Esta entrada de hoy en este blog creí que no llegaría a escribirla una vez se aclaró lo de su muerte semanas atrás. Ese día pensé por un momento en todo esto que ahora escribo y me alegró sobremanera no tener que hacerlo. Pero, finalmente, me tocó. ¿Y por qué hacerlo? Porque un buen amigo de tantos años no se puede ir, así como así, sin que al menos la palabra del afecto deje su constancia.

La muerte de Rodolfo Vicente me corrobora que ya estamos atravesando sus coetáneos por lo que yo llamo “zona de desenlace”. Vivir es ir también sumando muertos hasta que uno mismo se vuelva suma en las cuentas de los demás. Y no habría que hacerse muchos líos con esto, pues no es tan grave y se trata, como se sabe, de algo turbiamente natural a lo que hay que irse aclimatando. Hasta se aprende a convivir con ello, haciendo del día a día un reto interesante, una especie de luz sencilla que nos mantiene con las pilas puestas y relativamente despiertos, sin caer tampoco en excesos de optimismo. Lo anómalo es que se dé cuando todavía hay tanta vida por vivirse, por causa de un monstruo maligno que el hombre seguramente se inventó para proseguir su tendencia a aniquilarse.
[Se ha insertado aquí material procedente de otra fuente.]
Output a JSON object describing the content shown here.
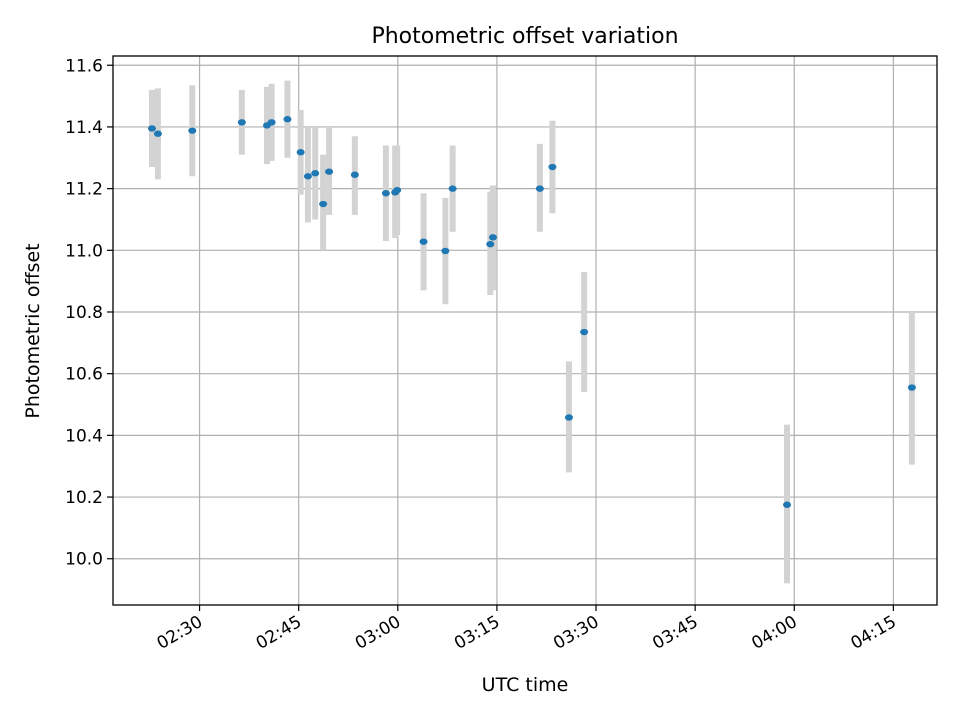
{
  "chart_data": {
    "type": "scatter",
    "title": "Photometric offset variation",
    "xlabel": "UTC time",
    "ylabel": "Photometric offset",
    "x_unit": "minutes since 00:00 UTC",
    "xlim": [
      136.9,
      261.6
    ],
    "ylim": [
      9.85,
      11.63
    ],
    "grid": true,
    "x_ticks": [
      {
        "value": 150,
        "label": "02:30"
      },
      {
        "value": 165,
        "label": "02:45"
      },
      {
        "value": 180,
        "label": "03:00"
      },
      {
        "value": 195,
        "label": "03:15"
      },
      {
        "value": 210,
        "label": "03:30"
      },
      {
        "value": 225,
        "label": "03:45"
      },
      {
        "value": 240,
        "label": "04:00"
      },
      {
        "value": 255,
        "label": "04:15"
      }
    ],
    "y_ticks": [
      {
        "value": 10.0,
        "label": "10.0"
      },
      {
        "value": 10.2,
        "label": "10.2"
      },
      {
        "value": 10.4,
        "label": "10.4"
      },
      {
        "value": 10.6,
        "label": "10.6"
      },
      {
        "value": 10.8,
        "label": "10.8"
      },
      {
        "value": 11.0,
        "label": "11.0"
      },
      {
        "value": 11.2,
        "label": "11.2"
      },
      {
        "value": 11.4,
        "label": "11.4"
      },
      {
        "value": 11.6,
        "label": "11.6"
      }
    ],
    "colors": {
      "point": "#1f77b4",
      "errorbar": "#d3d3d3",
      "grid": "#b0b0b0",
      "axes": "#000000"
    },
    "series": [
      {
        "name": "offset",
        "points": [
          {
            "x": 142.8,
            "y": 11.395,
            "lo": 11.27,
            "hi": 11.52
          },
          {
            "x": 143.7,
            "y": 11.378,
            "lo": 11.23,
            "hi": 11.525
          },
          {
            "x": 148.9,
            "y": 11.388,
            "lo": 11.24,
            "hi": 11.535
          },
          {
            "x": 156.4,
            "y": 11.415,
            "lo": 11.31,
            "hi": 11.52
          },
          {
            "x": 160.2,
            "y": 11.405,
            "lo": 11.28,
            "hi": 11.53
          },
          {
            "x": 160.9,
            "y": 11.415,
            "lo": 11.29,
            "hi": 11.54
          },
          {
            "x": 163.3,
            "y": 11.425,
            "lo": 11.3,
            "hi": 11.55
          },
          {
            "x": 165.3,
            "y": 11.318,
            "lo": 11.18,
            "hi": 11.455
          },
          {
            "x": 166.4,
            "y": 11.24,
            "lo": 11.09,
            "hi": 11.4
          },
          {
            "x": 167.5,
            "y": 11.25,
            "lo": 11.1,
            "hi": 11.4
          },
          {
            "x": 168.7,
            "y": 11.15,
            "lo": 11.0,
            "hi": 11.31
          },
          {
            "x": 169.6,
            "y": 11.255,
            "lo": 11.115,
            "hi": 11.4
          },
          {
            "x": 173.5,
            "y": 11.245,
            "lo": 11.115,
            "hi": 11.37
          },
          {
            "x": 178.2,
            "y": 11.185,
            "lo": 11.03,
            "hi": 11.34
          },
          {
            "x": 179.6,
            "y": 11.188,
            "lo": 11.04,
            "hi": 11.34
          },
          {
            "x": 179.9,
            "y": 11.195,
            "lo": 11.05,
            "hi": 11.34
          },
          {
            "x": 183.9,
            "y": 11.028,
            "lo": 10.87,
            "hi": 11.185
          },
          {
            "x": 187.2,
            "y": 10.998,
            "lo": 10.825,
            "hi": 11.17
          },
          {
            "x": 188.3,
            "y": 11.2,
            "lo": 11.06,
            "hi": 11.34
          },
          {
            "x": 194.0,
            "y": 11.02,
            "lo": 10.855,
            "hi": 11.19
          },
          {
            "x": 194.4,
            "y": 11.042,
            "lo": 10.87,
            "hi": 11.21
          },
          {
            "x": 201.5,
            "y": 11.2,
            "lo": 11.06,
            "hi": 11.345
          },
          {
            "x": 203.4,
            "y": 11.27,
            "lo": 11.12,
            "hi": 11.42
          },
          {
            "x": 205.9,
            "y": 10.458,
            "lo": 10.28,
            "hi": 10.64
          },
          {
            "x": 208.2,
            "y": 10.735,
            "lo": 10.54,
            "hi": 10.93
          },
          {
            "x": 238.9,
            "y": 10.175,
            "lo": 9.92,
            "hi": 10.435
          },
          {
            "x": 257.8,
            "y": 10.555,
            "lo": 10.305,
            "hi": 10.8
          }
        ]
      }
    ]
  }
}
Al final, quienes sobrevivan a la pandemia tendrán que actualizar el inventario: muertos, vivos, medio vivos, medio muertos…

Adiós, amigo de mi corazón. ¡Que la muerte te prodigue una mejor aurora!


FRANCISCO BURGOS ARANGO (FBA)


Comentarios

  1. Bella narración -si que se puede llamar así en medio de la tristeza- la descripción que haces del inolvidable amigo, Rodolfo Flores, a quién el maligno virus logró vencer hace pocos días.